Must Ask PHQ-9 & GAD-7 Questions

  1. Over the last 2 weeks, how often have you been bothered by little interest or pleasure in doing things?

    This captures anhedonia, a core sign of depressive disorders. Tracking it over time shows whether treatment is restoring motivation and enjoyment.

  2. Over the last 2 weeks, how often have you been bothered by feeling down, depressed, or hopeless?

    This item identifies low mood and helps you establish baseline severity for monitoring. If you need a clinician-rated alternative for deeper assessment, consider the Hamilton depression rating scale form.

  3. Over the last 2 weeks, how often have you been bothered by feeling nervous, anxious, or on edge?

    This flags persistent anxiety and physiological arousal. It helps you decide whether to focus care on anxiety management skills or medication evaluation.

  4. Over the last 2 weeks, how often have you been bothered by not being able to stop or control worrying?
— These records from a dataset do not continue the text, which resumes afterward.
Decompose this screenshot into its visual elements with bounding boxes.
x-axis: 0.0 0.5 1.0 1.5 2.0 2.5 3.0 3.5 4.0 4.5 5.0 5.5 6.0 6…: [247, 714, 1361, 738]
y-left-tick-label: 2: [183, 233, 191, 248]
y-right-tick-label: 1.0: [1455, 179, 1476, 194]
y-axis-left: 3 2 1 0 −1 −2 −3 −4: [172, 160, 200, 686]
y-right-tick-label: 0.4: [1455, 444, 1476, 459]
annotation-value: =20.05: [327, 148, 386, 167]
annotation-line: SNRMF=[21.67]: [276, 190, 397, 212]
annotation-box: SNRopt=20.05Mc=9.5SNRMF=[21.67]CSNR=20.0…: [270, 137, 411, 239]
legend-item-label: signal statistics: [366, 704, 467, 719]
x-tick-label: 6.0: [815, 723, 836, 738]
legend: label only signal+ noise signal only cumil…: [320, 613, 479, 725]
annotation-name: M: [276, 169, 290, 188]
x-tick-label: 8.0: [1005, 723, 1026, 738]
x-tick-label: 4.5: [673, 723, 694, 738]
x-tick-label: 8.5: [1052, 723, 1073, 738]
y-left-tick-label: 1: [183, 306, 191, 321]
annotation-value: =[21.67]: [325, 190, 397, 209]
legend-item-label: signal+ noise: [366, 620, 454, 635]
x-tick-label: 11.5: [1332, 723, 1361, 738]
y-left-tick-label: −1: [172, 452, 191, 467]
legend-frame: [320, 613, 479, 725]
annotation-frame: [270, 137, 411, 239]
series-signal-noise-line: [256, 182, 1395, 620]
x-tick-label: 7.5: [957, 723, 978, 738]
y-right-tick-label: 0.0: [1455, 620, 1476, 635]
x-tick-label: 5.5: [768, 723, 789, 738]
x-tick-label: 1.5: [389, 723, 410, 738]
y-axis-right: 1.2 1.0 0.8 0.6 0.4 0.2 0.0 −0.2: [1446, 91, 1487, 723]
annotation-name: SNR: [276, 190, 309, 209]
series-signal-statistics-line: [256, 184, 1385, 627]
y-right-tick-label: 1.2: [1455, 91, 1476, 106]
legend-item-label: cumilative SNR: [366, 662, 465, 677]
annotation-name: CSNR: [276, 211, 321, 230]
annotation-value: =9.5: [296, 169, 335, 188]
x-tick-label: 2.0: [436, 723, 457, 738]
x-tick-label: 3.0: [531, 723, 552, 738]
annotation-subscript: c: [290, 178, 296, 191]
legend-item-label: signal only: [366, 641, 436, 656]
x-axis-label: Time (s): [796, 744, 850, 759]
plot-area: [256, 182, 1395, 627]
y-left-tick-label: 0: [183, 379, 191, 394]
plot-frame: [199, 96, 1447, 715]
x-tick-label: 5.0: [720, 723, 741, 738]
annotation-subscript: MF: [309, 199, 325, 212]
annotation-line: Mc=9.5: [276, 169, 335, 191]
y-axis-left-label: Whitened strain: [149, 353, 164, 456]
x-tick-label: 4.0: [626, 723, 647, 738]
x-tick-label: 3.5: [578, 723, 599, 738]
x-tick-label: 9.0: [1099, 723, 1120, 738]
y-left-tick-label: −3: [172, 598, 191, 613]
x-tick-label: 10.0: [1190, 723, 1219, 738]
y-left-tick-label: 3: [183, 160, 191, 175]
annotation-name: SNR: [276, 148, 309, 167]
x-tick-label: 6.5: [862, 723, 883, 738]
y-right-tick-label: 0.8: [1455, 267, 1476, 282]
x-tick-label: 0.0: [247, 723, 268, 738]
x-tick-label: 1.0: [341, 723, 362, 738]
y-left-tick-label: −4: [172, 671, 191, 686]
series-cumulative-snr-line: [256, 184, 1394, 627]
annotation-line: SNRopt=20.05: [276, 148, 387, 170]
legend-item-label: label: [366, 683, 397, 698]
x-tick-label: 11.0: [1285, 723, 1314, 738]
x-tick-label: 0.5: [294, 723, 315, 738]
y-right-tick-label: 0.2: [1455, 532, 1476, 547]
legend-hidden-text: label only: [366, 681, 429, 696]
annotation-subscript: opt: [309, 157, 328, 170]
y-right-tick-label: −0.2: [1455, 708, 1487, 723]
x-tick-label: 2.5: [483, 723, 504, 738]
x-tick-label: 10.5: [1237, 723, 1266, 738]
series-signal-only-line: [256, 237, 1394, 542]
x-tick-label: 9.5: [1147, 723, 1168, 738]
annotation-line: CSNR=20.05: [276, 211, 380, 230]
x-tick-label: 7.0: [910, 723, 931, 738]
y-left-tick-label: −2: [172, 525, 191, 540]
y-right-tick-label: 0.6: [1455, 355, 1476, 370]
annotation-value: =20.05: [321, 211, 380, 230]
    Uncontrollable worry is central to generalized anxiety. Clear frequency options improve consistency and guide CBT, mindfulness, or referral decisions.

  5. If you checked any problems, how difficult have these problems made it for you to do your work, take care of things at home, or get along with other people?

    Functional impact determines urgency, level of care, and safety planning. It also shows progress that matters to patients and payers, beyond symptom totals.